The regulator said the purpose of these is to help operators draw up their own protections, inform the UKGC’s regulatory work and contribute to the creation of national risk assessments.  

NEXT.io sat down with Richard McCall, CEO of data intelligence and source of funds specialist Armalytix, to ask how the UK industry should be thinking about the assessment, and ML/TF risk in general, in 2024.  

1. Money laundering risk remains low across industry

In keeping with the government’s 2020 national assessment, the UKGC deemed the risk of money laundering in the gambling sector to be low.

This is when compared to other sectors featuring ML/TF risk, such as financial services, money transfer businesses and high value art dealerships.

“The amount of money that you can place in a single bet without questions starting to be asked isn’t really high enough for people to be able to launder money in great quantities,” said McCall.

“Whereas it may be relatively easier to launder large sums of money through complex financial transactions.”
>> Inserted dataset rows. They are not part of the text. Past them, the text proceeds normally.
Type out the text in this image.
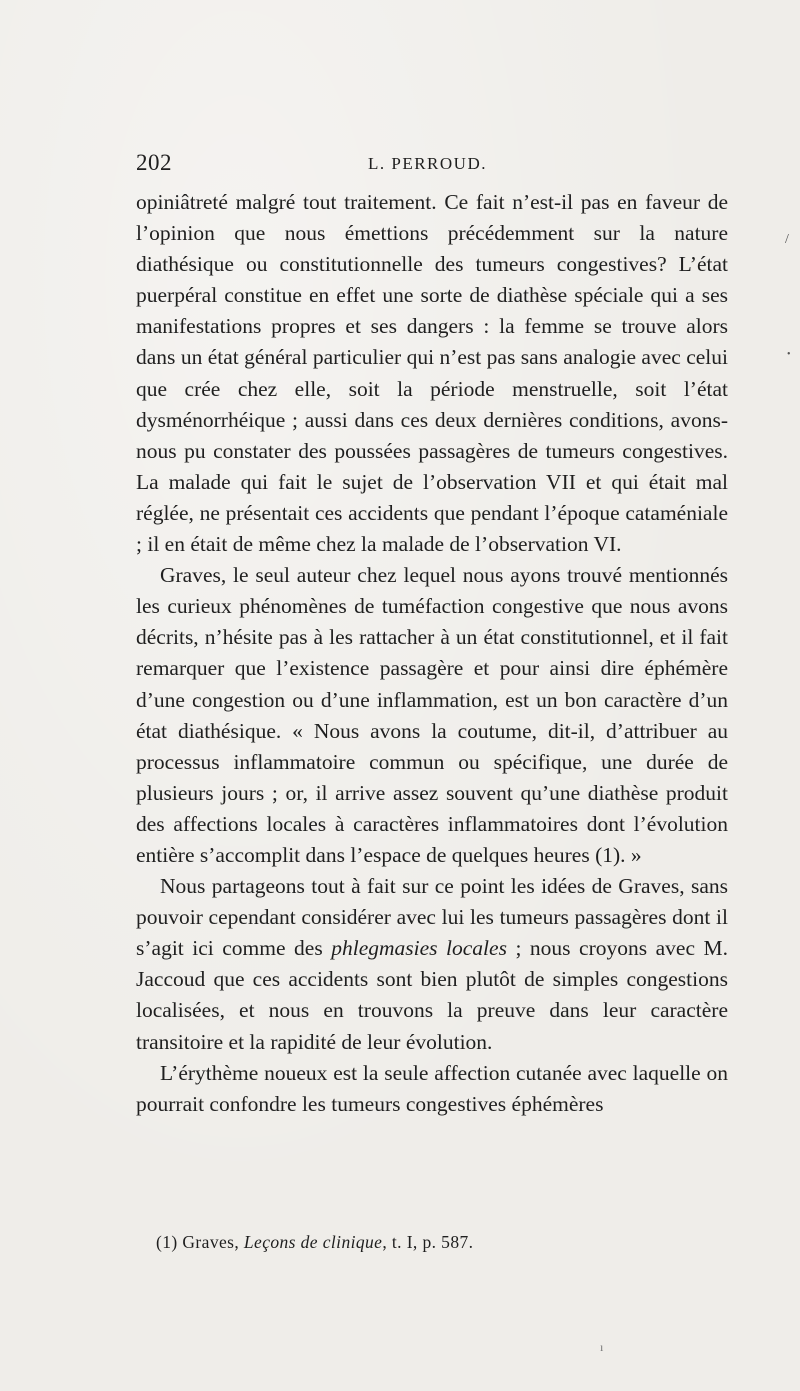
202	L. PERROUD.

opiniâtreté malgré tout traitement. Ce fait n’est-il pas en faveur de l’opinion que nous émettions précédemment sur la nature diathésique ou constitutionnelle des tumeurs congestives? L’état puerpéral constitue en effet une sorte de diathèse spéciale qui a ses manifestations propres et ses dangers : la femme se trouve alors dans un état général particulier qui n’est pas sans analogie avec celui que crée chez elle, soit la période menstruelle, soit l’état dysménorrhéique ; aussi dans ces deux dernières conditions, avons-nous pu constater des poussées passagères de tumeurs congestives. La malade qui fait le sujet de l’observation VII et qui était mal réglée, ne présentait ces accidents que pendant l’époque cataméniale ; il en était de même chez la malade de l’observation VI.

Graves, le seul auteur chez lequel nous ayons trouvé mentionnés les curieux phénomènes de tuméfaction congestive que nous avons décrits, n’hésite pas à les rattacher à un état constitutionnel, et il fait remarquer que l’existence passagère et pour ainsi dire éphémère d’une congestion ou d’une inflammation, est un bon caractère d’un état diathésique. « Nous avons la coutume, dit-il, d’attribuer au processus inflammatoire commun ou spécifique, une durée de plusieurs jours ; or, il arrive assez souvent qu’une diathèse produit des affections locales à caractères inflammatoires dont l’évolution entière s’accomplit dans l’espace de quelques heures (1). »

Nous partageons tout à fait sur ce point les idées de Graves, sans pouvoir cependant considérer avec lui les tumeurs passagères dont il s’agit ici comme des phlegmasies locales ; nous croyons avec M. Jaccoud que ces accidents sont bien plutôt de simples congestions localisées, et nous en trouvons la preuve dans leur caractère transitoire et la rapidité de leur évolution.

L’érythème noueux est la seule affection cutanée avec laquelle on pourrait confondre les tumeurs congestives éphémères

(1) Graves, Leçons de clinique, t. I, p. 587.
/
•
ı
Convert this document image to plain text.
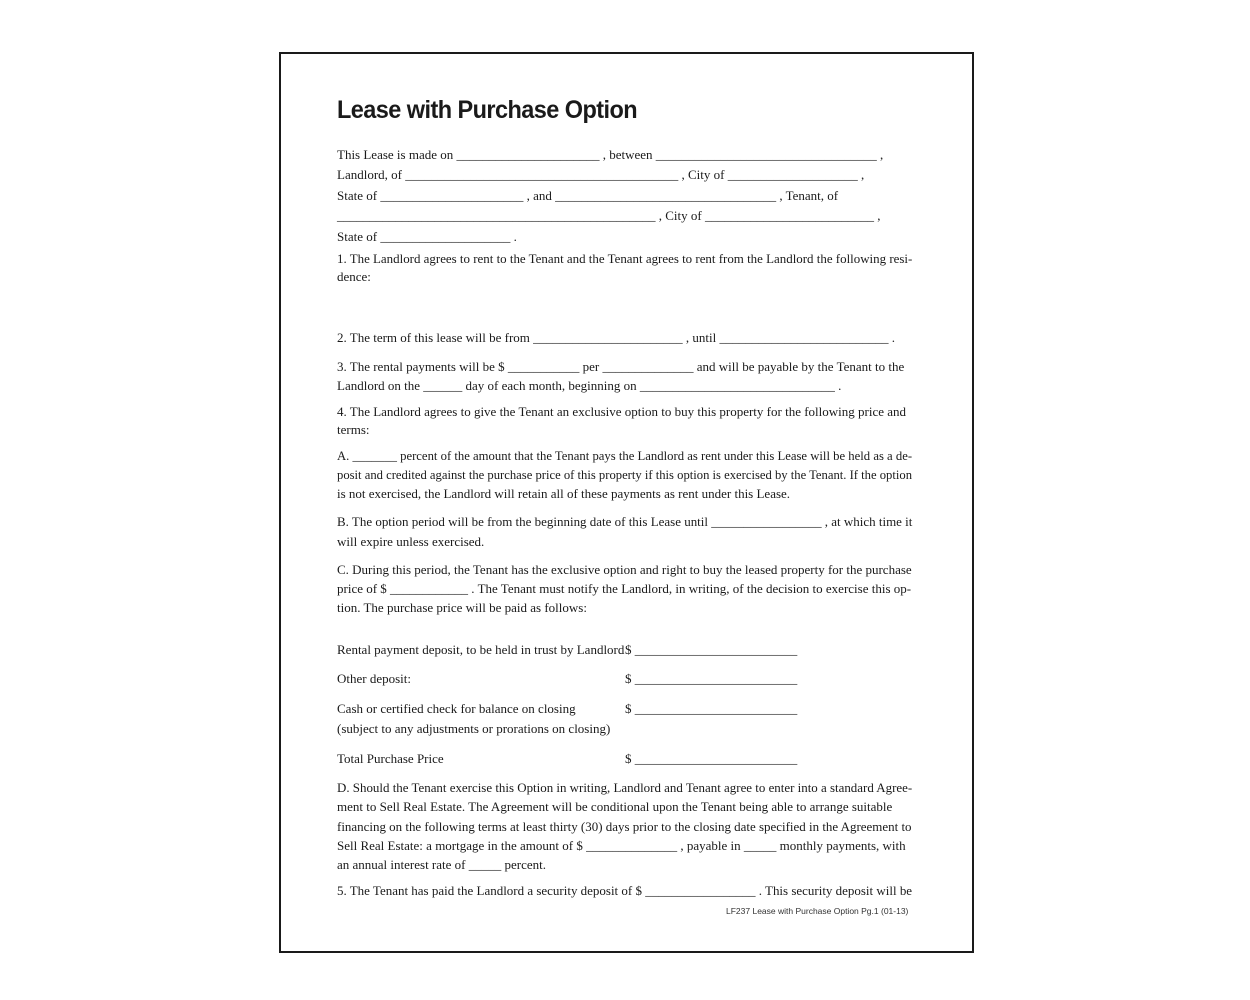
Lease with Purchase Option
This Lease is made on ______________________ , between __________________________________ ,
Landlord, of __________________________________________ , City of ____________________ ,
State of ______________________ , and __________________________________ , Tenant, of
_________________________________________________ , City of __________________________ ,
State of ____________________ .
1. The Landlord agrees to rent to the Tenant and the Tenant agrees to rent from the Landlord the following resi-
dence:
2. The term of this lease will be from _______________________ , until __________________________ .
3. The rental payments will be $ ___________ per ______________ and will be payable by the Tenant to the
Landlord on the ______ day of each month, beginning on ______________________________ .
4. The Landlord agrees to give the Tenant an exclusive option to buy this property for the following price and
terms:
A. _______ percent of the amount that the Tenant pays the Landlord as rent under this Lease will be held as a de-
posit and credited against the purchase price of this property if this option is exercised by the Tenant. If the option
is not exercised, the Landlord will retain all of these payments as rent under this Lease.
B. The option period will be from the beginning date of this Lease until _________________ , at which time it
will expire unless exercised.
C. During this period, the Tenant has the exclusive option and right to buy the leased property for the purchase
price of $ ____________ . The Tenant must notify the Landlord, in writing, of the decision to exercise this op-
tion. The purchase price will be paid as follows:
Rental payment deposit, to be held in trust by Landlord $ _________________________
Other deposit:	$ _________________________
Cash or certified check for balance on closing	$ _________________________
(subject to any adjustments or prorations on closing)
Total Purchase Price	$ _________________________
D. Should the Tenant exercise this Option in writing, Landlord and Tenant agree to enter into a standard Agree-
ment to Sell Real Estate. The Agreement will be conditional upon the Tenant being able to arrange suitable
financing on the following terms at least thirty (30) days prior to the closing date specified in the Agreement to
Sell Real Estate: a mortgage in the amount of $ ______________ , payable in _____ monthly payments, with
an annual interest rate of _____ percent.
5. The Tenant has paid the Landlord a security deposit of $ _________________ . This security deposit will be
LF237 Lease with Purchase Option Pg.1 (01-13)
2. Casinos are the heart of money laundering regs

At present only casinos are covered under the wider government’s money laundering remit. This means the rest of the industry’s ML framework is covered only under the Gambling Commission’s own guidelines, as opposed to statute.

“The purpose of the risk assessment is for the Commission to report back to the Treasury saying that, ‘we’ve done this risk assessment and here’s how we’ve assessed it and actually, there isn’t too much to worry about in gaming,’” said McCall.

According to the Armalytix chief, the government might opt to suck more areas of the gambling sector into the overall regulations if it considered the Commission to be not conducting its role effectively.

3. Operators can use affordability checks for AML compliance

The new assessment coincides with the Commission’s consulting on the imposition of affordability checks for players who hit certain spending thresholds.

The government’s attempt to rebrand these to financial risk checks implied the checks would also play a role in preventing AML violations.

McCall highlighted that businesses should be attempting to take advantage of the imposition of these checks, to shore up their money laundering processes.

“Ultimately, by reusing the technology and processes designed to enhance AML and CTF controls to also address player protection, we believe you can create a more seamless process and catch problems earlier,” he said.

4. Money laundering is a global issue

McCall highlighted that it is the UK’s role as a global financial hub that lies behind its relatively comprehensive AML regulations.

“I don’t think any country is going to be able to actively ignore this unless they’re the sort of country that turns a blind eye to these types of activity,” he said. 

“The UK has always been one of the financial capitals of the world. And as such, to maintain that reputation, the government has required companies to do more stringent checks than some other countries.”